I added/enabled github, astra-db-mcp, and finally slack MCP servers.
The claude-3.5-sonnet (and 3.7) failed to find the last 4 tools provided by slack, despite these tools being listed on the MCP tab (and also in MCP Inspector, and in Claude Desktop).
I was able to get the Agent to see the “missing” Slack tools by disabling the github MCP server, implying there is somewhere an effective limit of 40 tools that can be enabled in total across all MCP servers.
While I can understand 100% the need to limit tools to the Agent, setting a hard-coded limit like this seems a pretty blunt instrument.
Seems to me the agent should be given a list of MCP servers available, asked to decide “what server(s) do you want to see tools from”, and then given a subset of tools.
Some user feedback that I was hitting such a limit would also have been welcome…
Some MCP servers, or user’s with many MCP servers active, may have many tools available for Cursor to use. Currently, Cursor will only send the first 40 tools to the Agent.
It’s not about how many tool calls can be made but rather how many of the available tools Cursor presents to the Agent, it is capped at 1. So as @wesley-harding pointed out from that doc, it is only the “first 40 tools”.
Thanks I did not find that doc but ultimately inferred that is what it was doing via observed behaviour. It seems sort of a dumb limitation - it does not make any sense to send 100s of tools to an Agent (at least not with current SotA), but on the other hand sending a list of MCP servers on the initial call, allowing the agent to ask “tell me about the tools available on X and Y” (as a sort of pre-tool-selection step) which can then give a more targeted list of tools would be a useful (if not latency-increasing) capability.
At the moment, the Agent model is called with a list of tools, the “first” tools in a list up to 40 long. It then decides “it needs a tool” and then has the client invoke the tool with the relevant parameter(s), and call the model back.
Conceptually, one could give the Agent “here are the toolboxes you have available, if one or more of them are useful I have a tool that gives you a list of tools within the box”.

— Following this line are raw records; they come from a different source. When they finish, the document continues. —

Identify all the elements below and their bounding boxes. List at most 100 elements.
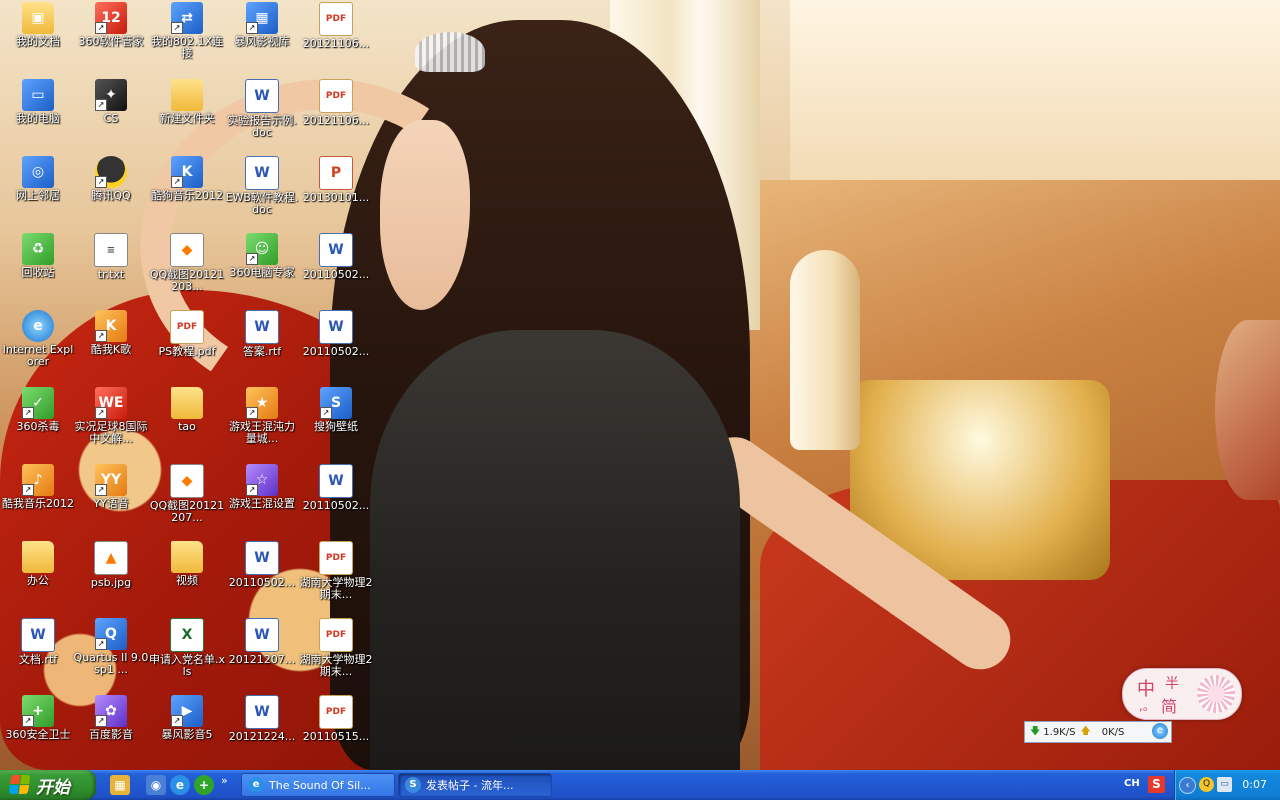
quick-launch-more-button[interactable]: »	[221, 774, 228, 787]
desktop-icon[interactable]: ▶ ↗ 暴风影音5	[149, 695, 225, 741]
folder-icon	[22, 541, 54, 573]
folder-icon	[171, 387, 203, 419]
desktop-icon-label: 湖南大学物理2期末...	[299, 576, 373, 601]
word-document-icon: W	[245, 79, 279, 113]
network-speed-monitor[interactable]: 🡇 1.9K/S 🡅 0K/S e	[1024, 721, 1172, 743]
desktop-icon[interactable]: W 20121207...	[224, 618, 300, 666]
ime-status-widget[interactable]: 中 半 简 ,。	[1122, 668, 1242, 720]
desktop-icon[interactable]: ♻ 回收站	[0, 233, 76, 279]
icon-glyph: W	[254, 165, 270, 181]
desktop-icon-label: 20130101...	[302, 191, 370, 204]
desktop-icon[interactable]: tao	[149, 387, 225, 433]
taskbar-button-forum-post-window[interactable]: S 发表帖子 - 流年...	[398, 773, 552, 797]
desktop-icon[interactable]: Q ↗ Quartus II 9.0sp1 ...	[73, 618, 149, 676]
icon-glyph	[22, 541, 54, 573]
ime-simplified[interactable]: 简	[1161, 693, 1177, 717]
desktop-icon-label: PS教程.pdf	[158, 345, 216, 358]
desktop-icon[interactable]: W 20121224...	[224, 695, 300, 743]
desktop-icon[interactable]: ♪ ↗ 酷我音乐2012	[0, 464, 76, 510]
desktop-icon[interactable]: PDF 湖南大学物理2期末...	[298, 618, 374, 678]
desktop-icon[interactable]: 新建文件夹	[149, 79, 225, 125]
desktop-icon[interactable]: K ↗ 酷狗音乐2012	[149, 156, 225, 202]
desktop-icon[interactable]: 12 ↗ 360软件管家	[73, 2, 149, 48]
desktop-icon-label: 360软件管家	[78, 35, 144, 48]
desktop-icon[interactable]: PDF PS教程.pdf	[149, 310, 225, 358]
ime-punctuation[interactable]: ,。	[1139, 697, 1155, 714]
desktop-icon[interactable]: W 文档.rtf	[0, 618, 76, 666]
desktop-icon[interactable]: 视频	[149, 541, 225, 587]
desktop-icon[interactable]: ⇄ ↗ 我的802.1X连接	[149, 2, 225, 60]
clock[interactable]: 0:07	[1242, 778, 1267, 791]
desktop-icon[interactable]: W 实验报告示例.doc	[224, 79, 300, 139]
desktop-icon[interactable]: PDF 20110515...	[298, 695, 374, 743]
desktop-icon[interactable]: 办公	[0, 541, 76, 587]
qq-tray-icon[interactable]: Q	[1199, 777, 1214, 792]
sogou-ime-icon[interactable]: S	[1148, 776, 1165, 793]
network-connection-icon: ⇄ ↗	[171, 2, 203, 34]
desktop-icon[interactable]: W 20110502...	[298, 233, 374, 281]
tray-expand-chevron-icon[interactable]: ‹	[1179, 777, 1196, 794]
desktop-icon[interactable]: W 20110502...	[298, 310, 374, 358]
desktop-icon[interactable]: + ↗ 360安全卫士	[0, 695, 76, 741]
desktop-icon[interactable]: ✦ ↗ CS	[73, 79, 149, 125]
desktop-icon[interactable]: W 答案.rtf	[224, 310, 300, 358]
ime-halfwidth[interactable]: 半	[1165, 673, 1179, 693]
desktop-icon[interactable]: ▣ 我的文档	[0, 2, 76, 48]
icon-glyph: P	[330, 165, 342, 181]
desktop-icon[interactable]: ☺ ↗ 360电脑专家	[224, 233, 300, 279]
desktop-icon[interactable]: ◆ QQ截图20121203...	[149, 233, 225, 293]
desktop-icon[interactable]: P 20130101...	[298, 156, 374, 204]
icon-glyph: W	[254, 88, 270, 104]
counter-strike-icon: ✦ ↗	[95, 79, 127, 111]
excel-file-icon: X	[170, 618, 204, 652]
desktop-icon[interactable]: ≡ tr.txt	[73, 233, 149, 281]
desktop-icon[interactable]: PDF 湖南大学物理2期末...	[298, 541, 374, 601]
quick-launch-360-safeguard[interactable]: +	[194, 775, 214, 795]
taskbar-button-ie-window[interactable]: e The Sound Of Sil...	[241, 773, 395, 797]
word-document-icon: W	[245, 156, 279, 190]
icon-glyph: W	[254, 550, 270, 566]
desktop-icon[interactable]: K ↗ 酷我K歌	[73, 310, 149, 356]
internet-explorer-icon[interactable]: e	[1152, 723, 1168, 739]
network-tray-icon[interactable]: ▭	[1217, 777, 1232, 792]
desktop-icon[interactable]: W 20110502...	[298, 464, 374, 512]
icon-glyph: W	[328, 473, 344, 489]
desktop-icon[interactable]: WE ↗ 实况足球8国际中文解...	[73, 387, 149, 445]
desktop-icon[interactable]: ▦ ↗ 暴风影视库	[224, 2, 300, 48]
word-document-icon: W	[319, 233, 353, 267]
desktop-icon[interactable]: ☆ ↗ 游戏王混设置	[224, 464, 300, 510]
pdf-file-icon: PDF	[319, 695, 353, 729]
desktop-icon-label: CS	[103, 112, 119, 125]
shortcut-arrow-icon: ↗	[95, 330, 107, 342]
wallpaper-chair	[1215, 320, 1280, 500]
baidu-player-icon: ✿ ↗	[95, 695, 127, 727]
desktop-icon[interactable]: PDF 20121106...	[298, 2, 374, 50]
desktop-icon-label: 我的802.1X连接	[150, 35, 224, 60]
desktop-icon[interactable]: X 申请入党名单.xls	[149, 618, 225, 678]
desktop-icon[interactable]: ◎ 网上邻居	[0, 156, 76, 202]
desktop-icon[interactable]: ✓ ↗ 360杀毒	[0, 387, 76, 433]
desktop-icon[interactable]: ▲ psb.jpg	[73, 541, 149, 589]
desktop-icon[interactable]: e Internet Explorer	[0, 310, 76, 368]
yy-voice-icon: YY ↗	[95, 464, 127, 496]
desktop-icon[interactable]: S ↗ 搜狗壁纸	[298, 387, 374, 433]
icon-glyph: ◎	[31, 164, 45, 180]
desktop-icon[interactable]: W EWB软件教程.doc	[224, 156, 300, 216]
language-indicator[interactable]: CH	[1124, 778, 1140, 789]
quick-launch-show-desktop[interactable]: ▦	[110, 775, 130, 795]
start-button[interactable]: 开始	[0, 770, 96, 800]
desktop-icon[interactable]: W 20110502...	[224, 541, 300, 589]
quick-launch-internet-explorer[interactable]: e	[170, 775, 190, 795]
desktop-icon[interactable]: PDF 20121106...	[298, 79, 374, 127]
desktop-icon[interactable]: ★ ↗ 游戏王混沌力量城...	[224, 387, 300, 445]
desktop-icon[interactable]: ◆ QQ截图20121207...	[149, 464, 225, 524]
icon-glyph: W	[254, 704, 270, 720]
shortcut-arrow-icon: ↗	[95, 99, 107, 111]
desktop-icon[interactable]: YY ↗ YY语音	[73, 464, 149, 510]
desktop-icon[interactable]: ▭ 我的电脑	[0, 79, 76, 125]
desktop-icon-label: 360安全卫士	[5, 728, 71, 741]
desktop-icon[interactable]: ✿ ↗ 百度影音	[73, 695, 149, 741]
desktop-icon[interactable]: ↗ 腾讯QQ	[73, 156, 149, 202]
quick-launch-media-player[interactable]: ◉	[146, 775, 166, 795]
pdf-file-icon: PDF	[319, 541, 353, 575]
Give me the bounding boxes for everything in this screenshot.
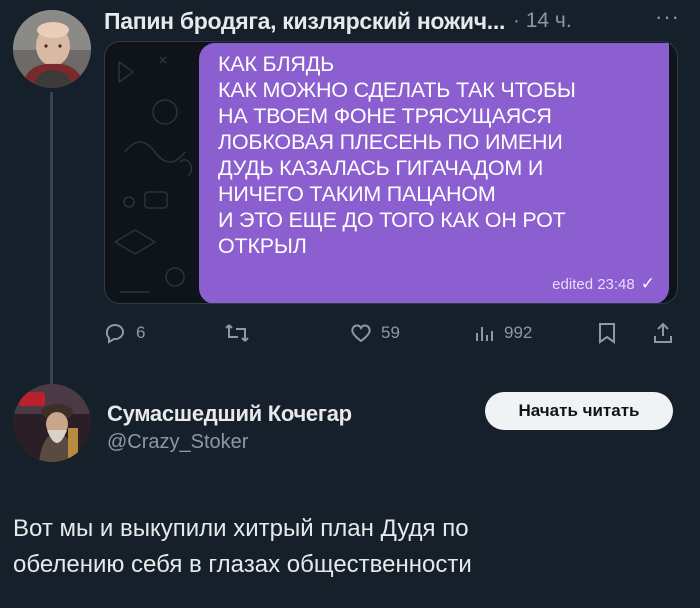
- message-line: КАК БЛЯДЬ: [218, 52, 334, 76]
- chat-message-text: КАК БЛЯДЬ КАК МОЖНО СДЕЛАТЬ ТАК ЧТОБЫ НА…: [218, 51, 669, 259]
- message-meta: edited 23:48 ✓: [552, 274, 655, 294]
- message-line: ЛОБКОВАЯ ПЛЕСЕНЬ ПО ИМЕНИ: [218, 130, 563, 154]
- share-button[interactable]: [652, 318, 674, 348]
- message-line: НА ТВОЕМ ФОНЕ ТРЯСУЩАЯСЯ: [218, 104, 552, 128]
- check-icon: ✓: [640, 274, 655, 293]
- like-button[interactable]: 59: [349, 318, 400, 348]
- more-options-icon[interactable]: ···: [655, 4, 680, 30]
- message-edited-time: edited 23:48: [552, 275, 635, 293]
- author-avatar[interactable]: [13, 384, 91, 462]
- author-name[interactable]: Папин бродяга, кизлярский ножич...: [104, 8, 505, 35]
- retweet-icon: [224, 321, 250, 345]
- thread-line: [50, 92, 53, 392]
- tweet-header: Папин бродяга, кизлярский ножич... · 14 …: [104, 6, 694, 36]
- heart-icon: [349, 321, 373, 345]
- tweet-media[interactable]: КАК БЛЯДЬ КАК МОЖНО СДЕЛАТЬ ТАК ЧТОБЫ НА…: [104, 41, 678, 304]
- views-icon: [472, 321, 496, 345]
- tweet-text-line: обелению себя в глазах общественности: [13, 551, 472, 578]
- follow-button[interactable]: Начать читать: [485, 392, 673, 430]
- author-name[interactable]: Сумасшедший Кочегар: [107, 401, 352, 427]
- bookmark-icon: [596, 321, 618, 345]
- header-separator: ·: [513, 9, 520, 32]
- chat-message-bubble: КАК БЛЯДЬ КАК МОЖНО СДЕЛАТЬ ТАК ЧТОБЫ НА…: [199, 43, 669, 303]
- reply-count: 6: [136, 323, 146, 342]
- views-button[interactable]: 992: [472, 318, 532, 348]
- author-handle[interactable]: @Crazy_Stoker: [107, 431, 248, 454]
- share-icon: [652, 321, 674, 345]
- tweet-timestamp[interactable]: 14 ч.: [526, 9, 572, 33]
- retweet-button[interactable]: [224, 318, 258, 348]
- message-line: ДУДЬ КАЗАЛАСЬ ГИГАЧАДОМ И: [218, 156, 544, 180]
- reply-button[interactable]: 6: [104, 318, 145, 348]
- tweet-actions: 6 59 992: [104, 318, 694, 348]
- message-line: И ЭТО ЕЩЕ ДО ТОГО КАК ОН РОТ: [218, 208, 566, 232]
- message-line: ОТКРЫЛ: [218, 234, 307, 258]
- message-line: НИЧЕГО ТАКИМ ПАЦАНОМ: [218, 182, 496, 206]
- reply-icon: [104, 321, 128, 345]
- tweet-text: Вот мы и выкупили хитрый план Дудя по об…: [13, 511, 683, 583]
- author-avatar[interactable]: [13, 10, 91, 88]
- tweet-text-line: Вот мы и выкупили хитрый план Дудя по: [13, 515, 469, 542]
- message-line: КАК МОЖНО СДЕЛАТЬ ТАК ЧТОБЫ: [218, 78, 576, 102]
- views-count: 992: [504, 323, 533, 342]
- like-count: 59: [381, 323, 400, 342]
- bookmark-button[interactable]: [596, 318, 618, 348]
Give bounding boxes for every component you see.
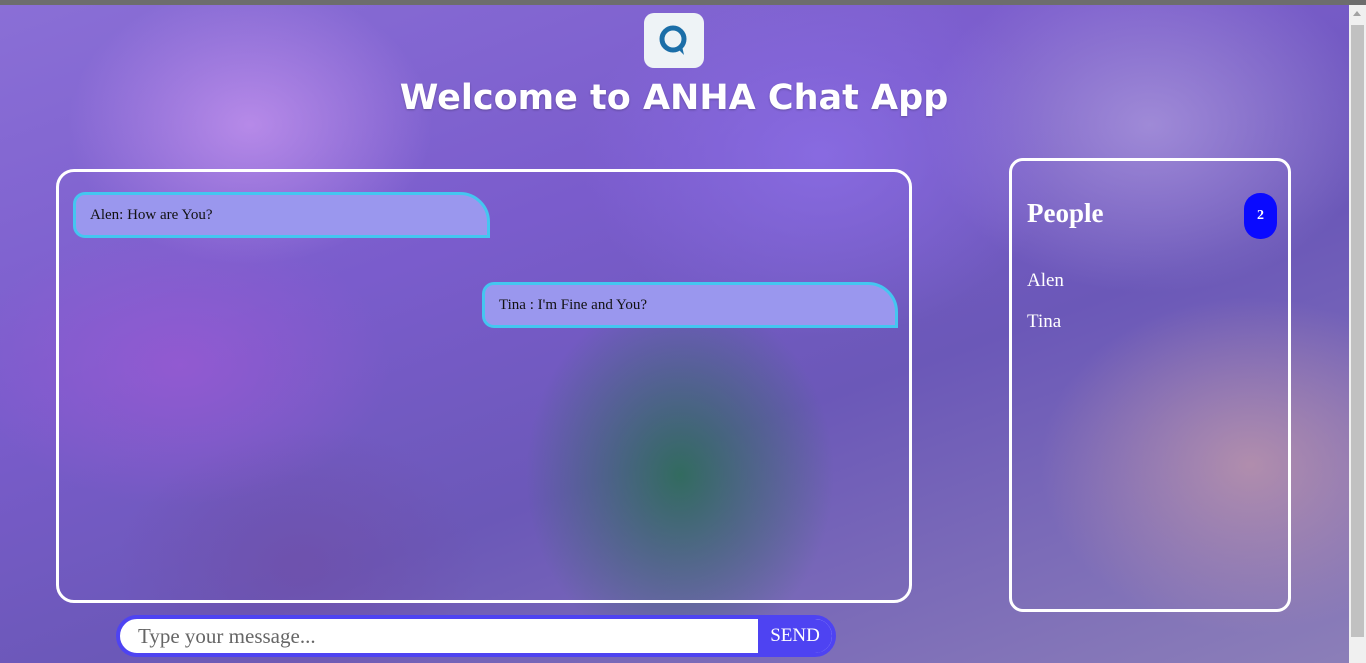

It is effectively an extra tool call, sure, but from an IDE configuration perspective you can have a GH server (which has more than different tools), configured simultaneous with (possibly) many other servers, possibly 100s of potential tools which, if presented to the agent on the first call, could well overwhelm the context/logic of tool calling (which is why there is this limit of “40” in the first place).
As I say, it’s an extra tool call, increases latency somewhat, but also potentially allows the LLM to discover tools that could be more immediately relevant to the current problem it is trying to solve.
It’s a pretty dumb restriction, considering even Claude Desktop can handle 100s of tools. Now why do I have so many tools? Because I do, don’t worry about it. What I want is the ability of using all of them in Cursor.
yeah this is stupid, I only have this jira mcp server so that my agent can read tickets, I don’t need all the tools that came with this server. yet I can’t disable individual tools? I have to disable the whole thing cause it pushes me over the limit?
Fundamentally, the current state-of-the-art for thinking, tool-calling models is that they can only handle a “limited” number of tools before they become overwhelmed. That limitation is certainly model-dependent but the real problem here is how Cursor is exposing this to the end developer.
We shouldn’t have to “pick and choose” what servers we are enabling for what prompt, Cursor’s internal mechanisms should consult a model as to what tools it thinks makes sense to include on the prompt (e.g. “here is the request, here are the MCP servers available (with a tool count per), what server tools should we include on the request?”
So I think it is an “okay” approach from a Cursor MVP situation, but the tool limit was hidden from me at the time of positing (seemingly that is now clearer), and the reality is that complex services (like GitHub) are going to have an ever-increasing number of tools available.
As you say, Claude Desktop handles this reasonably well, so why can’t Cursor…
Well we should be able to enable disable at the tool level instead of the server level, that would help a lot. If I could click to turn off many of the tools I don’t use that a server provides it would be much better.